Looks like I’m in the forefront of modern trends and thinking. That was a surprise as I’m not usually a trendsetter. However, as usual, I am at the back of the queue when it comes to getting paid for my prescient brilliance. I just hope it doesn’t lead to the ruination of Northamptonshire as it fills up with Londoners.

Then I turned on my emails. I had an email from Failed Haiku. They have accepted a haibun for next month. Out of the submissions I’ve sent out i  the last couple of months that now means numbers two and four have now accepted haibun. One and three have yet to reply. Five and six are just submissions of haiku and I don’t hold out much hope for them, but I won’t get better if I don’t try.

I am, as I have said before, not good at haiku, and try to disguise the fact by writing a bit of prose to dress it up, thus creating a haibun.

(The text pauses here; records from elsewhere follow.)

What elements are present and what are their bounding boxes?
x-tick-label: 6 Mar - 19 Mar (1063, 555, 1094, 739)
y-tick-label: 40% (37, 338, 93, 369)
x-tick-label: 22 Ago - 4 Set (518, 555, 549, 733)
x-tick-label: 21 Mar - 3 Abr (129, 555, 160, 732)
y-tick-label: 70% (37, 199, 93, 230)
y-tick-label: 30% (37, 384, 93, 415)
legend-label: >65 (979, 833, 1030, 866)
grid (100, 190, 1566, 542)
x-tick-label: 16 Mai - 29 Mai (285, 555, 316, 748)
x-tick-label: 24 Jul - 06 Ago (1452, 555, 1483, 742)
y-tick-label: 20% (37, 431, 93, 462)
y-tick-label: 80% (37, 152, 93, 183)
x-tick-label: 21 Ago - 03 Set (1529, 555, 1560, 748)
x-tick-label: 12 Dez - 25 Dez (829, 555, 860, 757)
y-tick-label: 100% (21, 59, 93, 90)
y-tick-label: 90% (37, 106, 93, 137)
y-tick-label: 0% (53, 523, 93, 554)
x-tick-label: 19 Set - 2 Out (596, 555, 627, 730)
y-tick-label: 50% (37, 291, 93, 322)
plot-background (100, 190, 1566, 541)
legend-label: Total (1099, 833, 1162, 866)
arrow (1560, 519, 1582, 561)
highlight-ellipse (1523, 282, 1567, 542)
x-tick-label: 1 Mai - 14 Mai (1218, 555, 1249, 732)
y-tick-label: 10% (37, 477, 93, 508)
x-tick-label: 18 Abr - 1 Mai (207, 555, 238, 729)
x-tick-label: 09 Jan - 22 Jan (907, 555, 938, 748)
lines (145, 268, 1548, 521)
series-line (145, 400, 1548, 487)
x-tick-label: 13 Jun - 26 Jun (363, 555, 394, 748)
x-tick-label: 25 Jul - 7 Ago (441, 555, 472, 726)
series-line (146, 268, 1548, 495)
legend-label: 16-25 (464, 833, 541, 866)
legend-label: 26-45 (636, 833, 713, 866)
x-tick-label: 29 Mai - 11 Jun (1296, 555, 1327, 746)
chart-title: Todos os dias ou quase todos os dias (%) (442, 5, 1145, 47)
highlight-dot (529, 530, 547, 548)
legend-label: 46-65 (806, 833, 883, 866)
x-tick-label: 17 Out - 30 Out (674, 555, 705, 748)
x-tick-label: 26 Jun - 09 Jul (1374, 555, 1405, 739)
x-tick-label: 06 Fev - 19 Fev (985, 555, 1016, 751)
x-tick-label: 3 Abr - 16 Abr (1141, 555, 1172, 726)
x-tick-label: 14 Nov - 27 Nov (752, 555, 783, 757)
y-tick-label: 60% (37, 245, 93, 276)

I once read an article on how you should set yourself up to fail because you learn more from failure than you do from success. Unfortunately I have also seen articles saying you learn more from success than from failure. The only thing I know about failure is that the more you fail, the more you get used to it. It’s all very well telling yourself it isn’t personal or that it’s just an editor’s preference. You can even make a book of your successes so that you can leaf through it to buoy yourself up when things get tough (and I confess that I have done this). But the best thing of all is just toughening yourself up by practicing being rejected.

I am currently employing the same theory that I used when I was a salesman. If you have to make twenty calls to get one sale you need to get the nineteen calls out of the way. So I’ve decided to submit more and see if it results in more acceptances. If it doesn’t I will have to have a serious look at the quality of my output.

Only one photo tonight.A combination of the old editor and an old computer meant it took seventeen minutes to load the featured image. Life is too short to load a second. In fact the day is too short to load another.